Federal Reserve Bank of San Francisco President John Williams said the Fed will buy bonds “as long as needed” under its newest stimulus plan, underscoring policy makers’ commitment to reduce unemployment.
“If the economy stumbles, we will keep the program in place as long as needed for the job market to improve substantially, in the context of price stability,” Williams said today in the text of prepared remarks given in San Francisco. As the Fed pursues its dual mandate to promote full employment and stable prices, “the bigger problem today is high unemployment,” he said.
The policy-setting Federal Open Market Committee on Sept. 13 announced a new round of quantitative easing with the purchase of $40 billion in mortgage bonds per month. It said it’s prepared to ease more if the labor market fails to improve.
“Monetary policy cannot solve all problems that affect our economy,” Williams told the City Club of San Francisco. “But it can help speed the pace of recovery and get our country back on track sooner.”

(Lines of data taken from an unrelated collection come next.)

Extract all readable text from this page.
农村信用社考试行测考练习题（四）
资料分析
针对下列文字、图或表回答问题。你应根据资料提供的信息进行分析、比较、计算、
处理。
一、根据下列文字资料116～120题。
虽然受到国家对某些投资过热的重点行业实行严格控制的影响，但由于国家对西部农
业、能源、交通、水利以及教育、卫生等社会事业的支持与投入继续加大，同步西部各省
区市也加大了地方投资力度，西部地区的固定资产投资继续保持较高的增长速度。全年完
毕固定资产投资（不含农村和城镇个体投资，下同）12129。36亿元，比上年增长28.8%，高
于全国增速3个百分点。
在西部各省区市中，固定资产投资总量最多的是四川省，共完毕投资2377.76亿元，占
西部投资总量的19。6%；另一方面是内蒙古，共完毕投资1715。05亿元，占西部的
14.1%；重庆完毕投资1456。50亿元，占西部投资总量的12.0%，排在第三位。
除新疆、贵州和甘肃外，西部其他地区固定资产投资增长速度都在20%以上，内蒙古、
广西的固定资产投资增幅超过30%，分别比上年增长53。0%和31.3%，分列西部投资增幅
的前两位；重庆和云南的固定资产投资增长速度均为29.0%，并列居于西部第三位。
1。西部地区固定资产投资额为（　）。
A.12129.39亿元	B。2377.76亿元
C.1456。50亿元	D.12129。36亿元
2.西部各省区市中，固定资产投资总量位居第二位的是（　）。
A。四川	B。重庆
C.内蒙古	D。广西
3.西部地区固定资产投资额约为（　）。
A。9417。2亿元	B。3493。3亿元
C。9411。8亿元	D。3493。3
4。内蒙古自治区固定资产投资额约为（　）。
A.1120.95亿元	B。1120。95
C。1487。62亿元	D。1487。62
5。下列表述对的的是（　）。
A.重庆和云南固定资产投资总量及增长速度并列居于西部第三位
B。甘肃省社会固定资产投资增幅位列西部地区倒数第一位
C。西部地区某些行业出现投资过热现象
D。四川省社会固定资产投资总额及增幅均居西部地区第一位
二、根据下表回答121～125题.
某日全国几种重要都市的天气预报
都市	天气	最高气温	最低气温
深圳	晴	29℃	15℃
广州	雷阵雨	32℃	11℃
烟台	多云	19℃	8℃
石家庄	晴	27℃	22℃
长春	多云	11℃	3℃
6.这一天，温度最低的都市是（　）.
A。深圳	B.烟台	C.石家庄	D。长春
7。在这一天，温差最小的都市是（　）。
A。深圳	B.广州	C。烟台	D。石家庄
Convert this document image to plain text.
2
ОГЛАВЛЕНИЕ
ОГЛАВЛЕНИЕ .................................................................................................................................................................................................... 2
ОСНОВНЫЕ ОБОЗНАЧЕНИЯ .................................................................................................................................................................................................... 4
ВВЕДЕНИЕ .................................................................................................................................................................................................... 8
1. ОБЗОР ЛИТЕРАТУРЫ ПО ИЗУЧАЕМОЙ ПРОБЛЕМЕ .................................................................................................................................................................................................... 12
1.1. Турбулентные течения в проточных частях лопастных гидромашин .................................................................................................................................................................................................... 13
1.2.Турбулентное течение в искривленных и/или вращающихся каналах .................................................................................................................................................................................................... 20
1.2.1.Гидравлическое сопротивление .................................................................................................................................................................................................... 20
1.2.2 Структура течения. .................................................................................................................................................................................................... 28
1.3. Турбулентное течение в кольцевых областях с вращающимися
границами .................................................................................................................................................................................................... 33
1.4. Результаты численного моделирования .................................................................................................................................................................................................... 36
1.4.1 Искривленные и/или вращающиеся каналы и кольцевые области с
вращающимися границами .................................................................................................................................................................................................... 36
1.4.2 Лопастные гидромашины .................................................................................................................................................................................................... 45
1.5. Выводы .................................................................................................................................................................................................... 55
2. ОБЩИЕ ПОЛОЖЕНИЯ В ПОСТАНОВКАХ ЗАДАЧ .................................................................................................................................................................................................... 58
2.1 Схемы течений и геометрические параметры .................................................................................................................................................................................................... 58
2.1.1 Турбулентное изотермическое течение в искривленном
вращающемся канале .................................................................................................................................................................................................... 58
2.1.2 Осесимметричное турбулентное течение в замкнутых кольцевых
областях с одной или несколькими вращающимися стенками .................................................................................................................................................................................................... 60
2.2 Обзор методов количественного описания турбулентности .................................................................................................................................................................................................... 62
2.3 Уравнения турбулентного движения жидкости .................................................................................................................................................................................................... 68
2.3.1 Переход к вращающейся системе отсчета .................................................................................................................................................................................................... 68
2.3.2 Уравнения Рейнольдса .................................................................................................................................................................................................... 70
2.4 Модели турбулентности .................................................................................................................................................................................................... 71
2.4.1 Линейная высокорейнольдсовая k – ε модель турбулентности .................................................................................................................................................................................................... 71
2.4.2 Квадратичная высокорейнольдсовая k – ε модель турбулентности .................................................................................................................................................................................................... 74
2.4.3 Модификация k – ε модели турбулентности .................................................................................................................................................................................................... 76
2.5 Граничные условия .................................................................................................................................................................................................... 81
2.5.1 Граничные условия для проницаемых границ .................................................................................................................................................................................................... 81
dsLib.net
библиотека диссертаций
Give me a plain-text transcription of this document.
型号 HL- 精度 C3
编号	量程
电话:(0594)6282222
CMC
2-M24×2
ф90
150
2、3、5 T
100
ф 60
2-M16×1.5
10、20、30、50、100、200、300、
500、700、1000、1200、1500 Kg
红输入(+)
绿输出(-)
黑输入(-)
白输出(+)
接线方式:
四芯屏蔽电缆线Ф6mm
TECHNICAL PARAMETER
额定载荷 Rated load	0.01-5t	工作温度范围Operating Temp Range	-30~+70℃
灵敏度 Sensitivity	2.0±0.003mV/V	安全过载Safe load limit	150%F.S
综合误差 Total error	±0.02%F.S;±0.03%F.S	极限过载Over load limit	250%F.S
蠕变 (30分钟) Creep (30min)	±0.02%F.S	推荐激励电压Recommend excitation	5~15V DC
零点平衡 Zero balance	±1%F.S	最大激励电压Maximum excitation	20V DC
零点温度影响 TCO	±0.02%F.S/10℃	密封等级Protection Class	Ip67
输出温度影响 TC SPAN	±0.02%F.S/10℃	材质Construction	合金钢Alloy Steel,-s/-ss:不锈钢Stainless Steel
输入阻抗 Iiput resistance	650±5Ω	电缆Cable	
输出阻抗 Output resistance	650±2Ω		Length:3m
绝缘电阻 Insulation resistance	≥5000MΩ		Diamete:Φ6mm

Williams, a voting member of the FOMC this year, was among the first Fed officials to advocate a bond-buying program that’s open-ended rather than limited to a set duration or total amount. The FOMC also said this month that it will probably keep its benchmark interest rate low through at least mid-2015, compared with a forecast of late 2014.
The open-ended “approach serves as a kind of automatic stabilizer for the economy,” the district bank chief said. “If conditions improve faster than expected, we will end the program sooner, cutting back the degree of monetary stimulus.”
Helped in part by the Fed’s newest stimulus, the economy will probably grow 2.5 percent next year and 3.25 percent in 2014, Williams said. The unemployment rate, at 8.1 percent in August, may “gradually” drop to 7.25 percent by the end of 2014, he said.
Several headwinds create doubt for the pace of economic growth, including Europe’s debt crisis and government spending cuts, Williams said.
“The economy could find itself teetering on the brink of recession” if Congress fails to avoid the so-called fiscal cliff, the $600 billion of tax increases and spending cuts that will kick in automatically at the end of the year unless Congress acts, he said.
The Fed bought $2.3 trillion in securities in its previous two rounds of large-scale asset purchases and has swapped its short-term Treasuries with longer-term securities in a program known as Operation Twist. The U.S. central bank’s newest round of quantitative easing may run through mid-2015 and amount to almost $2 trillion, Jan Hatzius, chief economist at Goldman Sachs Group Inc., said in a note Sept. 21.
Williams, 50, became president of the San Francisco Fed in March 2011.